Hi Michael,
On Thu 03/Jan/2013 21:01:41 +0100 Michael Heydekamp wrote:
first of all thanks a lot for your comprehensive response.
You're welcome.
I have to admit that I'm not such an expert in this area as you may believe.
Neither am I :-)
Am 03.01.2013 17:41, schrieb Alessandro Vesely:
On Mon 31/Dec/2012 17:38:06 +0100 Michael Heydekamp wrote:
From a practical side of view, the still open question for us is: How to (re)build a fixed magic.mgc which does at least support "Return-Path:", "Return-path:" and "return-path:"?
libmagic provides for case insensitive comparisons. For file-5.12, the latest version, there are "c" and "C" switches that make the comparison fully case insensitive. For file-5.04, the version on debian squeeze, only "c" seems to be provided, hence it would be necessary to rewrite the magic test string in all-lowercase.
Here's my first dumb question: What exactly is the connection between the PHP function 'finfo' and the Linux command 'file'? Does 'finfo' internally use the output of the 'file' command?
Since file-4.00 the package features libmagic, and the file command is implemented as a client of that library. PHP uses libmagic as well. See http://en.wikipedia.org/wiki/File_%28command%29
BTW, that spurious text/x-mail mime type has been removed from the source in file-5.10.
I know, I have the sources of file-5.11 on our system as well (see my post to this list of 27.12.2012, 23:53).
But when I run a compiled file-5.11 against an .eml with "Return-path:" in the first line, it produces the same result as file-5.04: "text/x-mail" Stunning...
I submitted a patch to fix that right now: http://bugs.gw.com/view.php?id=226 (I had tried before, vie email, but their mailing list seems to dislike attachments.) Maybe it will arrive with file-5.13?
The resulting behavior is equivalent to using MAGIC_NO_CHECK_TOKENS. PHP doesn't define such constant, but it is defined as 0x100000 in src/magic.h. What happens if you run, say,
php -r '$f=new finfo(FILEINFO_MIME|0x100000); print $f->file("YOUR.eml")."\n";'
Although I don't understand what I'm (and this command is) exactly doing, the result is:
"text/plain"; charset=us-ascii"
That's equivalent to issuing "file --exclude tokens". That way you rely on magic files only, smoothing the transition through file-5.10.
So not "text/x-mail" anymore, but also still not "message/rfc822".
If I replace file-5.04 with file-5.11 and run the command above, I get the same "text/plain" result.
Yes, investigating a text/plain file further, in order to determine if it is of type message/rfc822, text/rfc822-headers, or text/news would seem safer than dealing with text/x-mail.
(Although I have file-5.04 too, on debian squeeze, I'm unable to get text/x-mail: I get text/plain for "Return-path:".)
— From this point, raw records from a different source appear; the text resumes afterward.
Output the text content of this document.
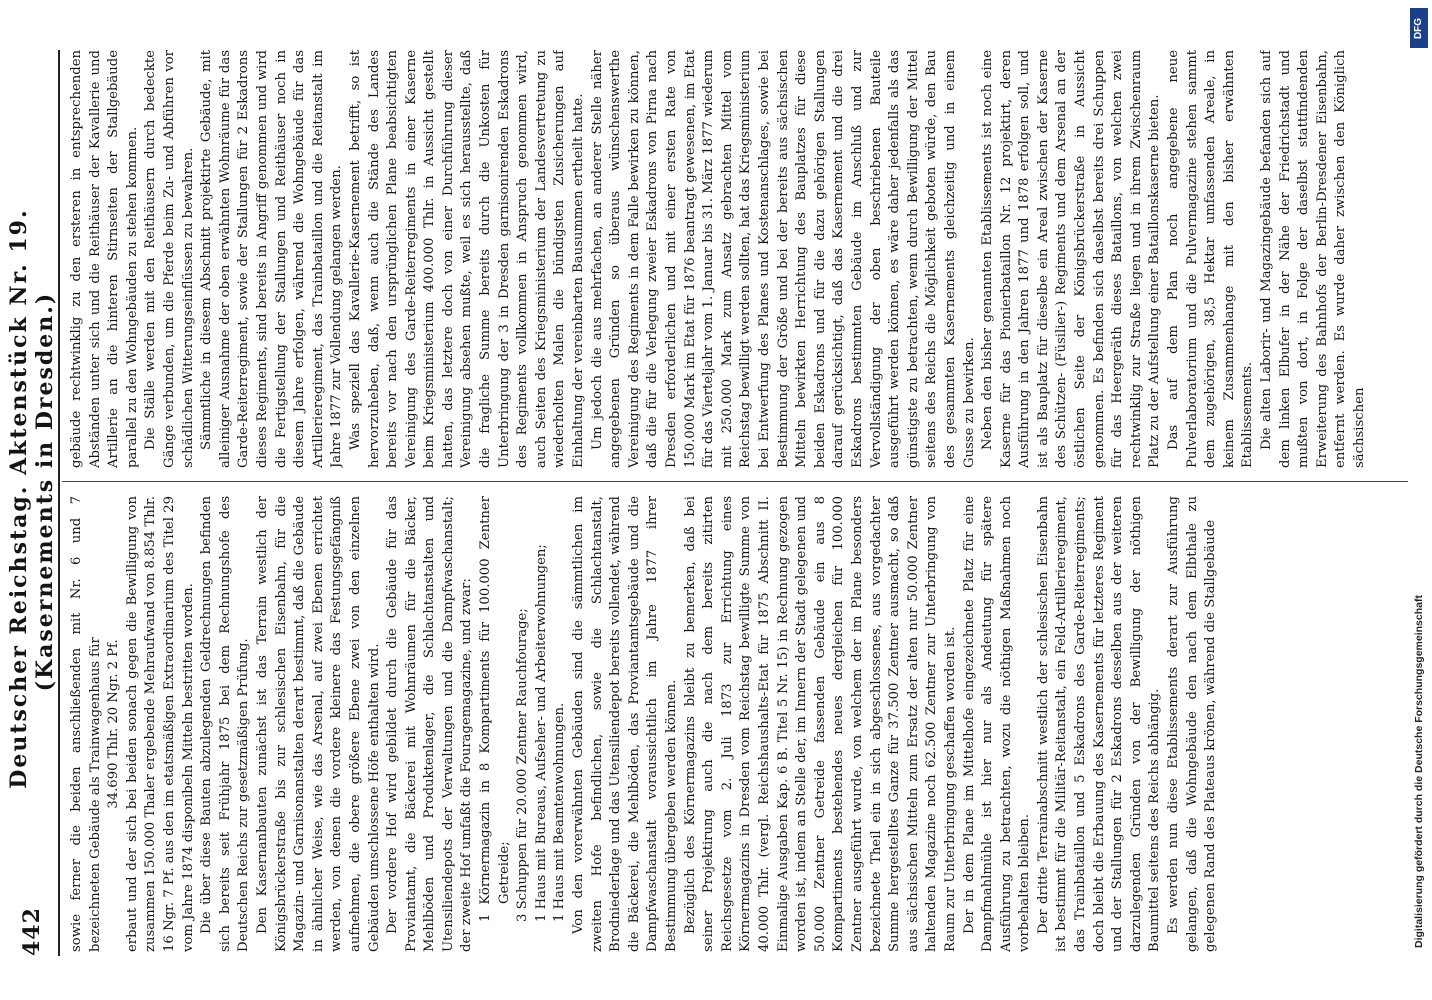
442
Deutscher Reichstag. Aktenstück Nr. 19. (Kasernements in Dresden.)

sowie ferner die beiden anschließenden mit Nr. 6 und 7 bezeichneten Gebäude als Trainwagenhaus für 34.690 Thlr. 20 Ngr. 2 Pf. erbaut und der sich bei beiden sonach gegen die Bewilligung von zusammen 150.000 Thaler ergebende Mehraufwand von 8.854 Thlr. 16 Ngr. 7 Pf. aus den im etatsmäßigen Extraordinarium des Titel 29 vom Jahre 1874 disponibeln Mitteln bestritten worden. Die über diese Bauten abzulegenden Geldrechnungen befinden sich bereits seit Frühjahr 1875 bei dem Rechnungshofe des Deutschen Reichs zur gesetzmäßigen Prüfung. Den Kasernanbauten zunächst ist das Terrain westlich der Königsbrückerstraße bis zur schlesischen Eisenbahn, für die Magazin- und Garnisonanstalten derart bestimmt, daß die Gebäude in ähnlicher Weise, wie das Arsenal, auf zwei Ebenen errichtet werden, von denen die vordere kleinere das Festungsgefängniß aufnehmen, die obere größere Ebene zwei von den einzelnen Gebäuden umschlossene Höfe enthalten wird. Der vordere Hof wird gebildet durch die Gebäude für das Proviantamt, die Bäckerei mit Wohnräumen für die Bäcker, Mehlböden und Produktenlager, die Schlachtanstalten und Utensiliendepots der Verwaltungen und die Dampfwaschanstalt; der zweite Hof umfaßt die Fouragemagazine, und zwar: 1 Körnermagazin in 8 Kompartiments für 100.000 Zentner Getreide; 3 Schuppen für 20.000 Zentner Rauchfourage; 1 Haus mit Bureaus, Aufseher- und Arbeiterwohnungen; 1 Haus mit Beamtenwohnungen. Von den vorerwähnten Gebäuden sind die sämmtlichen im zweiten Hofe befindlichen, sowie die Schlachtanstalt, Brodniederlage und das Utensiliendepot bereits vollendet, während die Bäckerei, die Mehlböden, das Proviantamtsgebäude und die Dampfwaschanstalt voraussichtlich im Jahre 1877 ihrer Bestimmung übergeben werden können. Bezüglich des Körnermagazins bleibt zu bemerken, daß bei seiner Projektirung auch die nach dem bereits zitirten Reichsgesetze vom 2. Juli 1873 zur Errichtung eines Körnermagazins in Dresden vom Reichstag bewilligte Summe von 40.000 Thlr. (vergl. Reichshaushalts-Etat für 1875 Abschnitt II. Einmalige Ausgaben Kap. 6 B. Titel 5 Nr. 15) in Rechnung gezogen worden ist, indem an Stelle der, im Innern der Stadt gelegenen und 50.000 Zentner Getreide fassenden Gebäude ein aus 8 Kompartiments bestehendes neues dergleichen für 100.000 Zentner ausgeführt wurde, von welchem der im Plane besonders bezeichnete Theil ein in sich abgeschlossenes, aus vorgedachter Summe hergestelltes Ganze für 37.500 Zentner ausmacht, so daß aus sächsischen Mitteln zum Ersatz der alten nur 50.000 Zentner haltenden Magazine noch 62.500 Zentner zur Unterbringung von Raum zur Unterbringung geschaffen worden ist. Der in dem Plane im Mittelhofe eingezeichnete Platz für eine Dampfmahlmühle ist hier nur als Andeutung für spätere Ausführung zu betrachten, wozu die nöthigen Maßnahmen noch vorbehalten bleiben. Der dritte Terrainabschnitt westlich der schlesischen Eisenbahn ist bestimmt für die Militär-Reitanstalt, ein Feld-Artillerieregiment, das Trainbataillon und 5 Eskadrons des Garde-Reiterregiments; doch bleibt die Erbauung des Kasernements für letzteres Regiment und der Stallungen für 2 Eskadrons desselben aus der weiteren darzulegenden Gründen von der Bewilligung der nöthigen Baumittel seitens des Reichs abhängig. Es werden nun diese Etablissements derart zur Ausführung gelangen, daß die Wohngebäude den nach dem Elbthale zu gelegenen Rand des Plateaus krönen, während die Stallgebäude

gebäude rechtwinklig zu den ersteren in entsprechenden Abständen unter sich und die Reithäuser der Kavallerie und Artillerie an die hinteren Stirnseiten der Stallgebäude parallel zu den Wohngebäuden zu stehen kommen. Die Ställe werden mit den Reithäusern durch bedeckte Gänge verbunden, um die Pferde beim Zu- und Abführen vor schädlichen Witterungseinflüssen zu bewahren. Sämmtliche in diesem Abschnitt projektirte Gebäude, mit alleiniger Ausnahme der oben erwähnten Wohnräume für das Garde-Reiterregiment, sowie der Stallungen für 2 Eskadrons dieses Regiments, sind bereits in Angriff genommen und wird die Fertigstellung der Stallungen und Reithäuser noch in diesem Jahre erfolgen, während die Wohngebäude für das Artillerieregiment, das Trainbataillon und die Reitanstalt im Jahre 1877 zur Vollendung gelangen werden. Was speziell das Kavallerie-Kasernement betrifft, so ist hervorzuheben, daß, wenn auch die Stände des Landes bereits vor nach den ursprünglichen Plane beabsichtigten Vereinigung des Garde-Reiterregiments in einer Kaserne beim Kriegsministerium 400.000 Thlr. in Aussicht gestellt hatten, das letztere doch von einer Durchführung dieser Vereinigung absehen mußte, weil es sich herausstellte, daß die fragliche Summe bereits durch die Unkosten für Unterbringung der 3 in Dresden garnisonirenden Eskadrons des Regiments vollkommen in Anspruch genommen wird, auch Seiten des Kriegsministerium der Landesvertretung zu wiederholten Malen die bündigsten Zusicherungen auf Einhaltung der vereinbarten Bausummen ertheilt hatte. Um jedoch die aus mehrfachen, an anderer Stelle näher angegebenen Gründen so überaus wünschenswerthe Vereinigung des Regiments in dem Falle bewirken zu können, daß die für die Verlegung zweier Eskadrons von Pirna nach Dresden erforderlichen und mit einer ersten Rate von 150.000 Mark im Etat für 1876 beantragt gewesenen, im Etat für das Vierteljahr vom 1. Januar bis 31. März 1877 wiederum mit 250.000 Mark zum Ansatz gebrachten Mittel vom Reichstag bewilligt werden sollten, hat das Kriegsministerium bei Entwerfung des Planes und Kostenanschlages, sowie bei Bestimmung der Größe und bei der bereits aus sächsischen Mitteln bewirkten Herrichtung des Bauplatzes für diese beiden Eskadrons und für die dazu gehörigen Stallungen darauf gerücksichtigt, daß das Kasernement und die drei Eskadrons bestimmten Gebäude im Anschluß und zur Vervollständigung der oben beschriebenen Bauteile ausgeführt werden können, es wäre daher jedenfalls als das günstigste zu betrachten, wenn durch Bewilligung der Mittel seitens des Reichs die Möglichkeit geboten würde, den Bau des gesammten Kasernements gleichzeitig und in einem Gusse zu bewirken. Neben den bisher genannten Etablissements ist noch eine Kaserne für das Pionierbataillon Nr. 12 projektirt, deren Ausführung in den Jahren 1877 und 1878 erfolgen soll, und ist als Bauplatz für dieselbe ein Areal zwischen der Kaserne des Schützen- (Füsilier-) Regiments und dem Arsenal an der östlichen Seite der Königsbrückerstraße in Aussicht genommen. Es befinden sich daselbst bereits drei Schuppen für das Heergeräth dieses Bataillons, von welchen zwei rechtwinklig zur Straße liegen und in ihrem Zwischenraum Platz zu der Aufstellung einer Bataillonskaserne bieten. Das auf dem Plan noch angegebene neue Pulverlaboratorium und die Pulvermagazine stehen sammt dem zugehörigen, 38,5 Hektar umfassenden Areale, in keinem Zusammenhange mit den bisher erwähnten Etablissements. Die alten Laborir- und Magazingebäude befanden sich auf dem linken Elbufer in der Nähe der Friedrichstadt und mußten von dort, in Folge der daselbst stattfindenden Erweiterung des Bahnhofs der Berlin-Dresdener Eisenbahn, entfernt werden. Es wurde daher zwischen den Königlich sächsischen

Digitalisierung gefördert durch die Deutsche Forschungsgemeinschaft
DFG
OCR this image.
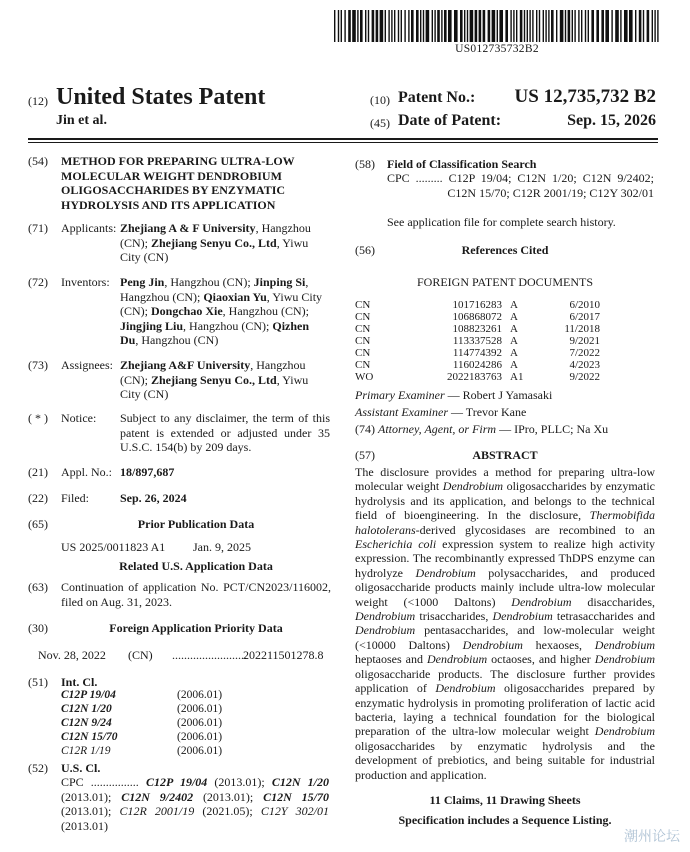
US012735732B2
(12) United States Patent
Jin et al.
(10) Patent No.: US 12,735,732 B2
(45) Date of Patent:	Sep. 15, 2026
(54) METHOD FOR PREPARING ULTRA-LOW MOLECULAR WEIGHT DENDROBIUM OLIGOSACCHARIDES BY ENZYMATIC HYDROLYSIS AND ITS APPLICATION
(71) Applicants: Zhejiang A & F University, Hangzhou (CN); Zhejiang Senyu Co., Ltd, Yiwu City (CN)
(72) Inventors: Peng Jin, Hangzhou (CN); Jinping Si, Hangzhou (CN); Qiaoxian Yu, Yiwu City (CN); Dongchao Xie, Hangzhou (CN); Jingjing Liu, Hangzhou (CN); Qizhen Du, Hangzhou (CN)
(73) Assignees: Zhejiang A&F University, Hangzhou (CN); Zhejiang Senyu Co., Ltd, Yiwu City (CN)
( * ) Notice: Subject to any disclaimer, the term of this patent is extended or adjusted under 35 U.S.C. 154(b) by 209 days.
(21) Appl. No.: 18/897,687
(22) Filed:	Sep. 26, 2024
(65)	Prior Publication Data
US 2025/0011823 A1 Jan. 9, 2025
Related U.S. Application Data
(63) Continuation of application No. PCT/CN2023/116002, filed on Aug. 31, 2023.
(30)	Foreign Application Priority Data
Nov. 28, 2022 (CN) .........................
202211501278.8
(51) Int. Cl.
C12P 19/04	(2006.01)
C12N 1/20	(2006.01)
C12N 9/24	(2006.01)
C12N 15/70	(2006.01)
C12R 1/19	(2006.01)
(52) U.S. Cl.
CPC ................ C12P 19/04 (2013.01); C12N 1/20 (2013.01); C12N 9/2402 (2013.01); C12N 15/70 (2013.01); C12R 2001/19 (2021.05); C12Y 302/01 (2013.01)
(58) Field of Classification Search
CPC ......... C12P 19/04; C12N 1/20; C12N 9/2402; C12N 15/70; C12R 2001/19; C12Y 302/01
See application file for complete search history.
(56)	References Cited
FOREIGN PATENT DOCUMENTS
CN	101716283	A	6/2010
CN	106868072	A	6/2017
CN	108823261	A	11/2018
CN	113337528	A	9/2021
CN	114774392	A	7/2022
CN	116024286	A	4/2023
WO	2022183763	A1	9/2022
Primary Examiner — Robert J Yamasaki
Assistant Examiner — Trevor Kane
(74) Attorney, Agent, or Firm — IPro, PLLC; Na Xu
(57)	ABSTRACT
The disclosure provides a method for preparing ultra-low molecular weight Dendrobium oligosaccharides by enzymatic hydrolysis and its application, and belongs to the technical field of bioengineering. In the disclosure, Thermobifida halotolerans-derived glycosidases are recombined to an Escherichia coli expression system to realize high activity expression. The recombinantly expressed ThDPS enzyme can hydrolyze Dendrobium polysaccharides, and produced oligosaccharide products mainly include ultra-low molecular weight (<1000 Daltons) Dendrobium disaccharides, Dendrobium trisaccharides, Dendrobium tetrasaccharides and Dendrobium pentasaccharides, and low-molecular weight (<10000 Daltons) Dendrobium hexaoses, Dendrobium heptaoses and Dendrobium octaoses, and higher Dendrobium oligosaccharide products. The disclosure further provides application of Dendrobium oligosaccharides prepared by enzymatic hydrolysis in promoting proliferation of lactic acid bacteria, laying a technical foundation for the biological preparation of the ultra-low molecular weight Dendrobium oligosaccharides by enzymatic hydrolysis and the development of prebiotics, and being suitable for industrial production and application.
11 Claims, 11 Drawing Sheets
Specification includes a Sequence Listing.
潮州论坛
Strange. Probably because of a different magic.mgc file...?
Or just a different .eml.
Plus that finfo is apparently also able to load a plain text file instead of a compiled magic.mgc, but it doesn't load every magic text file that I can find on our server. I will have to dig a little deeper into that issue, unless somebody else can help with more specific information.
What PHP version does roundcube require?
According to http://www.roundcube.net/about: PHP Version 5.2.1 or greater
Hm... that leaves a too wide choice of magic.mgc possible formats.
According to the Notes at http://php.net/manual/en/function.finfo-open.php, PHP >= 5.3.11 and >= 5.4.1 upgraded to libmagic 5.
Well, we're running 5.3.3-7+squeeze14 with Suhosin-Patch (cli), AFAICS.
Same here. Obviously, it's easier to target a specific version, especially if recent.
However, slight changes in the format of the magic file are possible even between minor versions.
Yeah, but I have no idea how to compile a magic.mgc at all (which text file I have to use as a basis, where to get the latest one, what exactly to do with it, etc. pp.).
That should be "file -C -m magic". If you build from sources, you can just issue "make" after altering any magic/Magdir/*.
Ciao Ale